There was something for me that trains were for boys? Other people seemed to own the love of trains, like train model people, and I was supposed to enjoy something else. I struggled as a kid with what I liked vs what I was supposed to like.
I didn’t ride on a train until I was 17, that trip I took down to Corona to see a friend and stay with her and her family for a few days. I had a layover in LA, and a friend met me at the train station and took me to dim sum.
Then I rode trains more later, never hopping trains, like my friends who are better anarchists than me. But training down the Central Valley to visit my folx on the coast, when I had them. And Ming and I rode a train together, when we saw the raisin farmers burning that paper, and someone committed suicide by train, which delayed our journey.
Well, I am not embarrassed to say I love trains, though not so much riding them or studying them. A big part of the appeal nowadays is the graffiti.
So colorful, exciting, varied, gorgeous, free. Graffiti can be a thrill to make, or so I hear! But mostly I love it as public art. It’s evidence that strangers are willing to risk their freedom and life to provide a culturally enriching aesthetic experience for me. It’s a very special form of love.
I look at graffiti and feel mystified with joy, to see the new ideas in the form of spray painted shapes and letters. I study it to learn about my own culture, the culture of the people–not big money of movies, tv, slick magazines, or billboards. I love the culture of the people that I find in zines, rap, riot grrl, graffiti, slang, low budget anything.
I’m so proud of the people who beautify dumpsters, backsides of buildings, alleys, light posts in parking lots, and other neglected, liminal spaces. So grateful to them, for helping me learn about being a human, and how it feels for them, to be human. It’s very diy–it’s not filtered through layers of manipulative capitalism, curated, or approved by anyone but themselves. It’s wild and anarchist, could be offensive, could be stupid too, but at least it’s the stupid of the people. My cherished people.
Train graffiti is extra nice as it flashes by. But I love city graffiti, gas station graffiti, graffiti on dumpsters, wheat pasting, stencils, big Shepard Fairey stuff, graffiti gang collaborative work, a kid’s scratchings on a school desk, tags, the subconscious art of graffiti removal.

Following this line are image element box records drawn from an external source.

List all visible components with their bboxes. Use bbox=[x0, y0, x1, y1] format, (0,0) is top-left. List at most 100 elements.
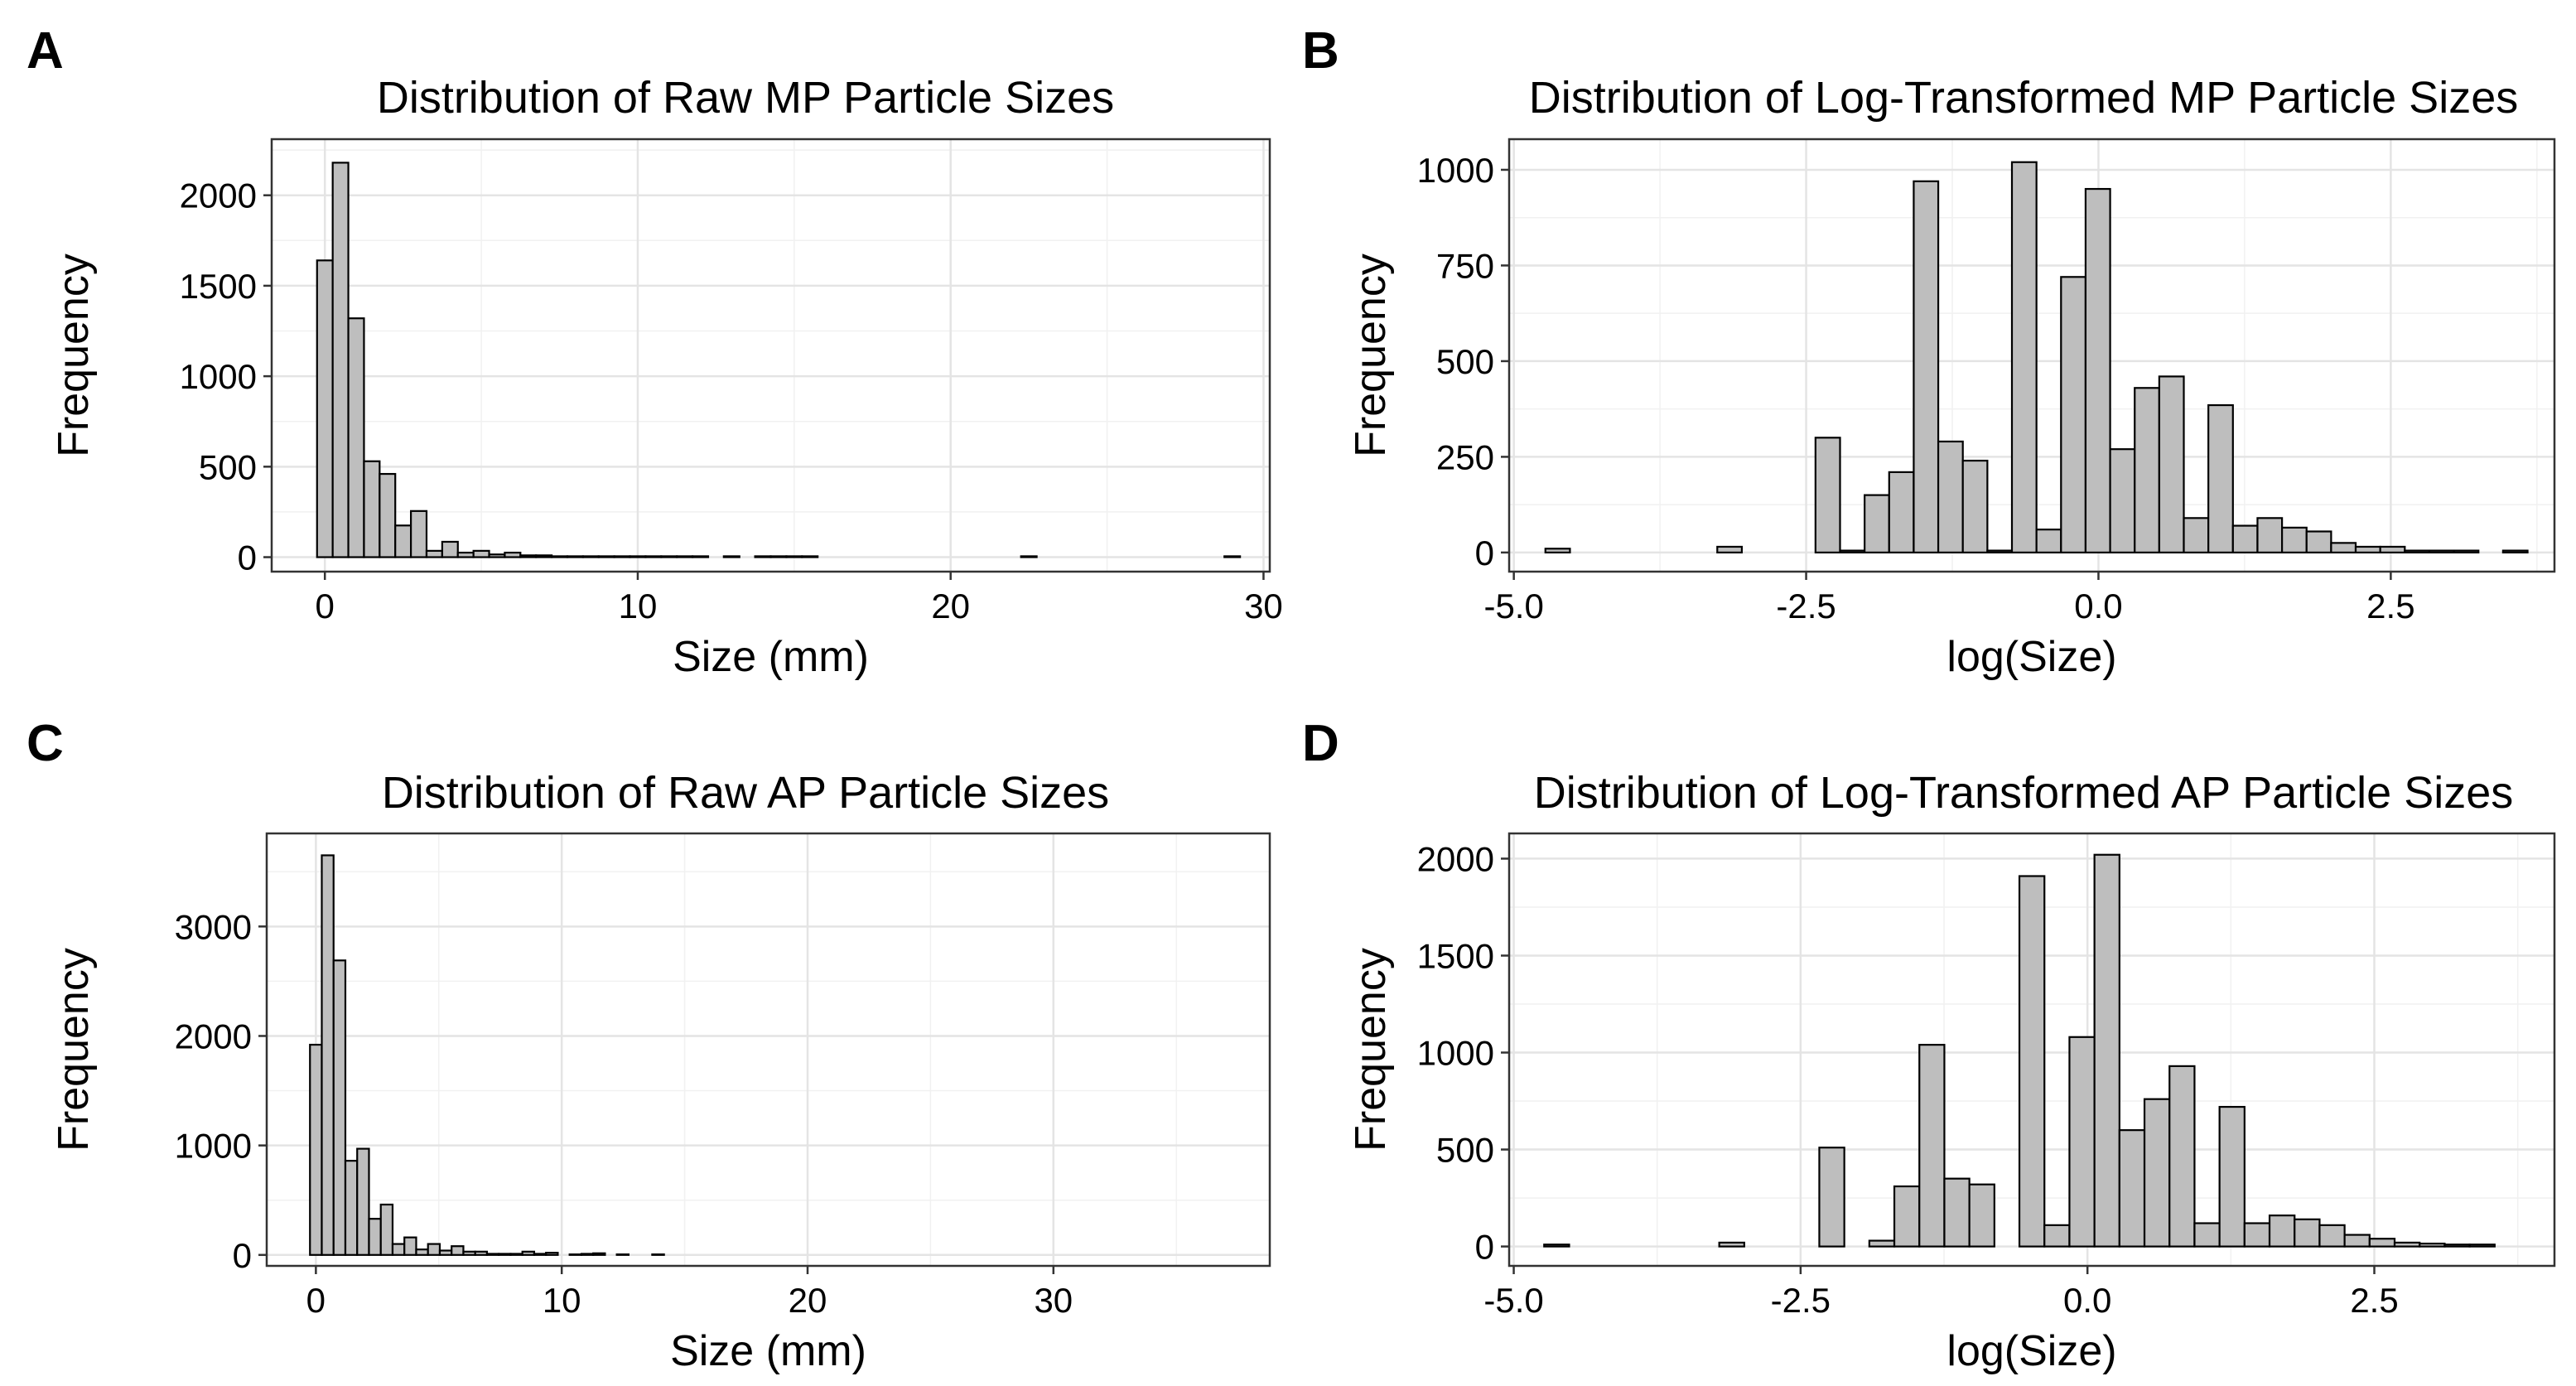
histogram-bar bbox=[519, 554, 538, 558]
panel-letter-c: C bbox=[27, 715, 64, 772]
panel-letter-b: B bbox=[1302, 22, 1339, 80]
histogram-bar bbox=[2134, 387, 2160, 554]
plot-title-c: Distribution of Raw AP Particle Sizes bbox=[382, 768, 1109, 818]
histogram-bar bbox=[409, 509, 428, 558]
y-tick-label: 0 bbox=[1475, 534, 1494, 572]
x-tick-label: 0.0 bbox=[2074, 587, 2122, 625]
x-tick-label: 0 bbox=[306, 1281, 326, 1320]
plot-area-c bbox=[267, 833, 1270, 1266]
histogram-bar bbox=[368, 1218, 382, 1256]
histogram-bar bbox=[2010, 161, 2038, 554]
histogram-bar bbox=[2183, 517, 2210, 554]
histogram-bar bbox=[309, 1043, 323, 1256]
histogram-bar bbox=[2084, 187, 2111, 554]
panel-b: -5.0 -2.5 0.0 2.5 0 250 500 750 1000 Distribution… bbox=[1302, 22, 2556, 681]
histogram-bar bbox=[550, 555, 569, 558]
histogram-bar bbox=[785, 555, 803, 558]
histogram-bar bbox=[1913, 180, 1940, 554]
y-tick-label: 2000 bbox=[175, 1017, 252, 1055]
panel-d: -5.0 -2.5 0.0 2.5 0 500 1000 1500 2000 Distributi… bbox=[1302, 715, 2556, 1375]
x-tick-label: 0.0 bbox=[2063, 1281, 2111, 1320]
histogram-bar bbox=[332, 959, 347, 1256]
y-tick-label: 500 bbox=[1436, 1131, 1494, 1170]
histogram-bar bbox=[347, 317, 365, 558]
histogram-bar bbox=[1814, 437, 1841, 554]
histogram-bar bbox=[754, 555, 772, 558]
histogram-bar bbox=[2035, 529, 2062, 554]
x-tick-label: -5.0 bbox=[1483, 587, 1543, 625]
histogram-bar bbox=[363, 460, 381, 558]
histogram-bar bbox=[691, 555, 710, 558]
bars-d bbox=[1543, 853, 2496, 1248]
histogram-bar bbox=[316, 259, 334, 558]
histogram-bar bbox=[1020, 555, 1038, 558]
panel-c: 0 10 20 30 0 1000 2000 3000 Distribution of Raw … bbox=[27, 715, 1271, 1375]
histogram-bar bbox=[2158, 375, 2185, 554]
x-axis-title-b: log(Size) bbox=[1946, 633, 2116, 681]
histogram-bar bbox=[1961, 459, 1989, 554]
histogram-bar bbox=[521, 1250, 536, 1256]
histogram-bar bbox=[415, 1248, 429, 1256]
x-tick-label: 10 bbox=[543, 1281, 581, 1320]
histogram-bar bbox=[331, 162, 350, 558]
histogram-bar bbox=[2404, 549, 2431, 554]
histogram-bar bbox=[615, 1253, 630, 1256]
bars-b bbox=[1544, 161, 2529, 554]
histogram-bar bbox=[394, 524, 412, 558]
bars-c bbox=[309, 854, 665, 1256]
y-tick-label: 0 bbox=[233, 1236, 252, 1275]
panel-border-a bbox=[270, 138, 1271, 573]
histogram-bar bbox=[2443, 1244, 2471, 1248]
y-tick-label: 1000 bbox=[175, 1127, 252, 1166]
histogram-bar bbox=[391, 1243, 406, 1256]
histogram-bar bbox=[613, 555, 631, 558]
histogram-bar bbox=[2280, 526, 2308, 554]
histogram-bar bbox=[438, 1249, 453, 1256]
histogram-bar bbox=[498, 1253, 512, 1256]
histogram-bar bbox=[2018, 875, 2046, 1248]
histogram-bar bbox=[2143, 1098, 2171, 1248]
plot-area-a bbox=[272, 139, 1270, 572]
x-tick-label: 30 bbox=[1244, 587, 1283, 625]
histogram-bar bbox=[1968, 1183, 1995, 1248]
x-tick-label: 2.5 bbox=[2350, 1281, 2398, 1320]
histogram-bar bbox=[535, 554, 553, 558]
x-tick-label: -5.0 bbox=[1483, 1281, 1543, 1320]
plot-title-b: Distribution of Log-Transformed MP Parti… bbox=[1529, 73, 2518, 123]
histogram-bar bbox=[597, 555, 615, 558]
histogram-bar bbox=[2243, 1222, 2271, 1248]
histogram-bar bbox=[474, 1250, 489, 1256]
histogram-bar bbox=[2354, 545, 2381, 554]
histogram-bar bbox=[1986, 549, 2014, 554]
histogram-bar bbox=[2256, 517, 2284, 554]
histogram-bar bbox=[533, 1253, 548, 1256]
x-tick-label: 0 bbox=[316, 587, 335, 625]
y-tick-label: 1500 bbox=[180, 267, 257, 306]
x-tick-label: 2.5 bbox=[2366, 587, 2414, 625]
histogram-bar bbox=[2168, 1065, 2196, 1248]
histogram-bar bbox=[1223, 555, 1242, 558]
histogram-bar bbox=[1888, 471, 1915, 554]
histogram-bar bbox=[403, 1236, 417, 1256]
histogram-bar bbox=[472, 549, 490, 558]
histogram-bar bbox=[2068, 1036, 2096, 1248]
y-tick-label: 0 bbox=[238, 538, 257, 577]
histogram-bar bbox=[2419, 1242, 2446, 1248]
histogram-bar bbox=[676, 555, 694, 558]
histogram-bar bbox=[2118, 1129, 2146, 1248]
histogram-bar bbox=[2193, 1222, 2221, 1248]
histogram-bar bbox=[580, 1253, 595, 1256]
histogram-bar bbox=[2330, 542, 2357, 554]
histogram-bar bbox=[629, 555, 647, 558]
x-axis-title-d: log(Size) bbox=[1946, 1327, 2116, 1375]
histogram-bar bbox=[2218, 1105, 2246, 1248]
histogram-bar bbox=[1943, 1177, 1971, 1248]
histogram-bar bbox=[462, 1250, 476, 1256]
histogram-bar bbox=[581, 555, 600, 558]
histogram-bar bbox=[2453, 549, 2480, 554]
panel-border-d bbox=[1507, 832, 2556, 1268]
y-tick-label: 1000 bbox=[1417, 151, 1494, 190]
histogram-bar bbox=[769, 555, 788, 558]
y-tick-label: 3000 bbox=[175, 907, 252, 946]
histogram-bar bbox=[545, 1252, 559, 1256]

Clearly, I want a master’s degree in graffiti! Other than Ming, it’s my favorite thing.
Yesterday in Kingman, we stopped at this Thai place where Ming got lunch for us. I walked over to the train tracks and stood a long time, looking at this beautiful platform thing, and the curve of the tracks, not pictured.
Then we went to a park to eat our food. It was not very good at all. The sauce of my yellow curry was ok, but the veg was poorly cooked, not toothsome at all! The eggplant was almost raw. Ming’s food was not much better.
But the trains that passed by were my true joy. Let me show you some pics.
These cryo-trans cars looked really different. I loved this ZaferKe. Super tasty style there.
A lot of beautiful stuff I didn’t photograph–beginning to recognize the work of an artist or two is exciting me also. We had such a good time last trip in Needles, and I have an ok memory, to carry what I learn with me in my head. Learning how to read the words better is exciting too.
I know there’s a huge world here, and I’ve barely dipped a toe. I could watch a bunch of youtube videos, dive deep into graffiti websites and forums, make some graffiti zines, go to magical graffiti school where we do graffiti all day and take our art to a whole new level. Intentional graffiti communities, graffiti as radical mental health, hardcore graffiti scholarship. That whole world is possibly open to me.
I hope to live another 40 years, so I don’t need to rush. As long as I survive freeway travel and bad Thai food, and don’t get jumped by a disgruntled trackside trainwatcher, annoyed I bothered him with my joyous exclamations.